In today’s digital age, the world runs on documents. From research reports and memos to quarterly filings and plans of action, documents are the unit of information organizations depend on. Yet, over 80% of enterprise data is trapped within those documents! Organizations have long struggled to unlock this unstructured data, leading to information silos, inefficient decision-making, and repetitive work.
With the advent of large language models (LLMs), we believe enterprises can finally realize the untapped potential of document data. That’s why, today, we are thrilled to announce Madrona is leading Unstructured.io’s Series A round alongside our friends at Bain Capital Ventures, Mango Capital, M12, Shield Capital, MongoDB, Harrison Chase (CEO of LangChain), Bob van Luijt (CEO of Weaviate) and others.
Applications like ChatGPT have demonstrated that LLMs are capable of human-like reasoning. However, that reasoning is limited to only the facts on which the models were trained. That limitation poses a challenge for users who want to leverage LLMs to make decisions based on specific data relevant to them. Much of this valuable data is often trapped behind firewalls, inside repositories in the private domain, and in file types LLMs cannot access. Until today!

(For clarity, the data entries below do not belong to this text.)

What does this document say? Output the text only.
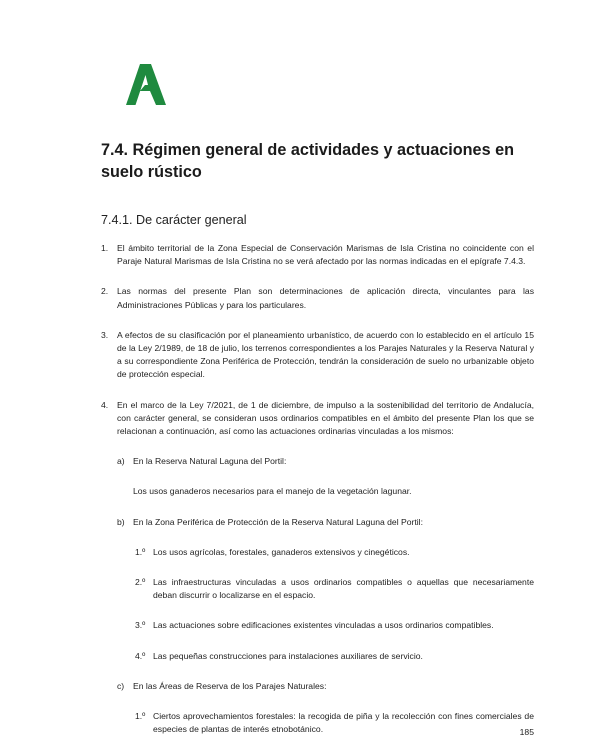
7.4. Régimen general de actividades y actuaciones en suelo rústico
7.4.1. De carácter general

1. El ámbito territorial de la Zona Especial de Conservación Marismas de Isla Cristina no coincidente con el Paraje Natural Marismas de Isla Cristina no se verá afectado por las normas indicadas en el epígrafe 7.4.3.

2. Las normas del presente Plan son determinaciones de aplicación directa, vinculantes para las Administraciones Públicas y para los particulares.

3. A efectos de su clasificación por el planeamiento urbanístico, de acuerdo con lo establecido en el artículo 15 de la Ley 2/1989, de 18 de julio, los terrenos correspondientes a los Parajes Naturales y la Reserva Natural y a su correspondiente Zona Periférica de Protección, tendrán la consideración de suelo no urbanizable objeto de protección especial.

4. En el marco de la Ley 7/2021, de 1 de diciembre, de impulso a la sostenibilidad del territorio de Andalucía, con carácter general, se consideran usos ordinarios compatibles en el ámbito del presente Plan los que se relacionan a continuación, así como las actuaciones ordinarias vinculadas a los mismos:

a) En la Reserva Natural Laguna del Portil:

Los usos ganaderos necesarios para el manejo de la vegetación lagunar.

b) En la Zona Periférica de Protección de la Reserva Natural Laguna del Portil:

1.º Los usos agrícolas, forestales, ganaderos extensivos y cinegéticos.

2.º Las infraestructuras vinculadas a usos ordinarios compatibles o aquellas que necesariamente deban discurrir o localizarse en el espacio.

3.º Las actuaciones sobre edificaciones existentes vinculadas a usos ordinarios compatibles.

4.º Las pequeñas construcciones para instalaciones auxiliares de servicio.

c) En las Áreas de Reserva de los Parajes Naturales:

1.º Ciertos aprovechamientos forestales: la recogida de piña y la recolección con fines comerciales de especies de plantas de interés etnobotánico.	185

Unstructured.io is building an enterprise-grade extract, transform, load (ETL) pipeline to bring unstructured data primarily trapped within documents to LLMs. First, with enterprise-grade data connectors, Unstructured enables organizations to safely and securely “extract” data from systems of record, including local file systems, object stores, and data lakes. Second, Unstructured allows developers to “transform” document data into an AI-friendly form factor using AI-powered open-source building blocks. The company today also released a single API that handles the transformation of over 20 file types. Third, developers can “load” data into a growing number of vector databases or directly into the context window so it can be leveraged by LLMs. With Unstructured, organizations can harness the power of their data like never before, empowering decision-makers, fueling innovation, and driving toward success.
Developers are already using Unstructured in production to build a range of applications, from chat-your-docs to large-scale enterprise search systems and personalized content generation tools. Unstructured has been downloaded over 700,000 times since April and has become an integral part of over 2,400 GitHub repositories.
It is rare in our business to find a founder who possesses a clarity of vision, deep technical insights, and a commercial instinct, but Brian is that rare breed of founder with all these qualities. We have been amazed by Brian’s ability to think from first principles and navigate the rapidly evolving Generative AI landscape working closely with customers in large organizations, the public sector, and the developer community.
At Madrona, we believe LLMs are creating a generational platform shift powered by a rapidly developing Generative AI stack. We also acknowledge and recognize the froth and hyperbole that comes from a new wave of technology, especially one like AI that holds so much potential. Unstructured represents a critical need in the market, without which we will never unlock the true potential of AI, and if executed well, will usher in a new era of intelligent applications that are AI first. We are committed to investing in companies enabling this technological wave and leveraging AI to solve real problems for their customers.
We are thrilled to lead Unstructured’s Series A round, announce our partnership with Brian and the rest of the Unstructured team, and welcome our friends from Bain, Mango, Shield, M12, and others to join us on this journey.
Thank you, Brian, Crag, Matt, and team, for giving us this opportunity. The best is yet to come!